Riley flipped through the menu, closed it, and flipped through it again from the back cover. “Did you actually see something on the camera?”
Apparently, I was never going to get used to the involuntary tremble that shot through my entire body whenever Riley mentioned a ghost. Madame Lucia never reacted with such fear in her parlour. She was always stout and stalwart, confident in her ability to control whatever spirits passed through that apartment. None of it was real, of course, but why should my attitude toward the spiritual world change now? I needed Madame Lucia’s confidence more than ever.
“I keep trying to work it out in my head,” I said, keeping my voice low though Karli was the only other person in the bar. “How that mug could have lifted off the table on its own or how the vase fell off the shelf my first night here.

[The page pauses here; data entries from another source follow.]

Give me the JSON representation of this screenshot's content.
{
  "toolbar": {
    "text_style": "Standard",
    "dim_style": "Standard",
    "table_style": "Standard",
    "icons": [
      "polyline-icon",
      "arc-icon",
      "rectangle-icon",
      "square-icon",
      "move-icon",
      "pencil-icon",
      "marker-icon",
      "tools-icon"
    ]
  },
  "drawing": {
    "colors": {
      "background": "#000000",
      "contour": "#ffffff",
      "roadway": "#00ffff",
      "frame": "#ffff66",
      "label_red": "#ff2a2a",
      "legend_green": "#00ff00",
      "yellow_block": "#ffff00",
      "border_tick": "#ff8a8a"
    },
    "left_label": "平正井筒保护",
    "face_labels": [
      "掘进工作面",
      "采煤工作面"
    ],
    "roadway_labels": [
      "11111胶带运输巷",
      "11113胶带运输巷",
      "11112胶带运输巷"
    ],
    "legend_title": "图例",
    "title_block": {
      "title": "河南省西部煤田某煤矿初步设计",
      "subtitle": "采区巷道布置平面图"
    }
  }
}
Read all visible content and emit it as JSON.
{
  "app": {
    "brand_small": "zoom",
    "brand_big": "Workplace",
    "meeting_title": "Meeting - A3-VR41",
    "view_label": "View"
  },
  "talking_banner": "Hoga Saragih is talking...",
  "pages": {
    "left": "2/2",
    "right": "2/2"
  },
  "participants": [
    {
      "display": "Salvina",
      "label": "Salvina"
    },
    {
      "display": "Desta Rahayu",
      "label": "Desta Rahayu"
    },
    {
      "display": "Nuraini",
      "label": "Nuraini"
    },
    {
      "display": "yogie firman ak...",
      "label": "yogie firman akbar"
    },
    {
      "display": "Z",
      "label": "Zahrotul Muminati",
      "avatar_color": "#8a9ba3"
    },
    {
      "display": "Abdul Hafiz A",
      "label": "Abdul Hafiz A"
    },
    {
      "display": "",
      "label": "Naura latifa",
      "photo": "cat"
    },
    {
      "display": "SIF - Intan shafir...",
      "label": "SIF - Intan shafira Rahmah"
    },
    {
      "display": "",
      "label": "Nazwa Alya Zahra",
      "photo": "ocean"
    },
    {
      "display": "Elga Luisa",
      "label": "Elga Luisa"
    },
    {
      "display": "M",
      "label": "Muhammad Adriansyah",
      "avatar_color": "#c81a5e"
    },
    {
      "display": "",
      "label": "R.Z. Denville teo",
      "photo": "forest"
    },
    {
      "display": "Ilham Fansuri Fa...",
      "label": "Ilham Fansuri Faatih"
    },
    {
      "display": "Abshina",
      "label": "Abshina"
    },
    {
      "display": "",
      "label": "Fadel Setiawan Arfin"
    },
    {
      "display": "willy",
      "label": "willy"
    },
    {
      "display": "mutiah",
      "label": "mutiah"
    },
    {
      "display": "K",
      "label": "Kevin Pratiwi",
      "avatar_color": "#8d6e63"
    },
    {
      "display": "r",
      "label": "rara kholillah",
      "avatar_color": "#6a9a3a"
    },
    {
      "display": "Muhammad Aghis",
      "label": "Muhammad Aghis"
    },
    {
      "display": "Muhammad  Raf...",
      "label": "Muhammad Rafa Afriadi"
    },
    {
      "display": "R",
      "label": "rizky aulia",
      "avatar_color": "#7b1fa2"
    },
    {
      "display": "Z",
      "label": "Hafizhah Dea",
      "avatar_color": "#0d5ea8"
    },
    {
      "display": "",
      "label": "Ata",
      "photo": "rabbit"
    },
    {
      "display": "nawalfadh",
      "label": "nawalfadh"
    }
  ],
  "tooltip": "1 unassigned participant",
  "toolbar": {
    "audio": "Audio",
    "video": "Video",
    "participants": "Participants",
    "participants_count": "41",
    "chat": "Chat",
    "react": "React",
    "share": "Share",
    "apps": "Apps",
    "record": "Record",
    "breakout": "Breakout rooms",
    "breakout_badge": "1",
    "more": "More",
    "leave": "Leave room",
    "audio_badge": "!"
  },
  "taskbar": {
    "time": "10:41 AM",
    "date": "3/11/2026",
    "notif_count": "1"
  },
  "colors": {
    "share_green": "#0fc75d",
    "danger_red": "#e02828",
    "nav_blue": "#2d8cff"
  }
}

The feeling I get sometimes late at night. I keep thinking there has to be a reasonable, scientific explanation for it or that my mind is screwing with me.”
“I thought that too at first,” Riley said. “But what are the odds that the two of us are having a conjoined mental breakdown?”
“I don’t know. What are they?” I asked. “We’re both cooped up in this resort. No one’s around. We only have each other for company. Cabin fever is a real thing. People have been known to hallucinate—”
“I’m not hallucinating,” Riley snapped.
“I didn’t say you were,” I said. “I’m sorry. The last thing you need is another person insinuating that you’re crazy. I know you’re not. I just meant that maybe this place is messing with our heads.”
Riley folded her cloth napkin into an origami swan and set it on top of the fake candle in the middle of the table. “You and I both know that’s not the case, but you have to admit it to yourself before we can do anything about it. You may not be the Madame Lucia from your YouTube videos, but you are something. Otherwise, you wouldn’t be able to feel that thing you were talking about. The prickle on your neck. I get that too. I told my dad about it, and he said it was goosebumps. No one else feels it. Just you and me. That’s gotta mean something, right?”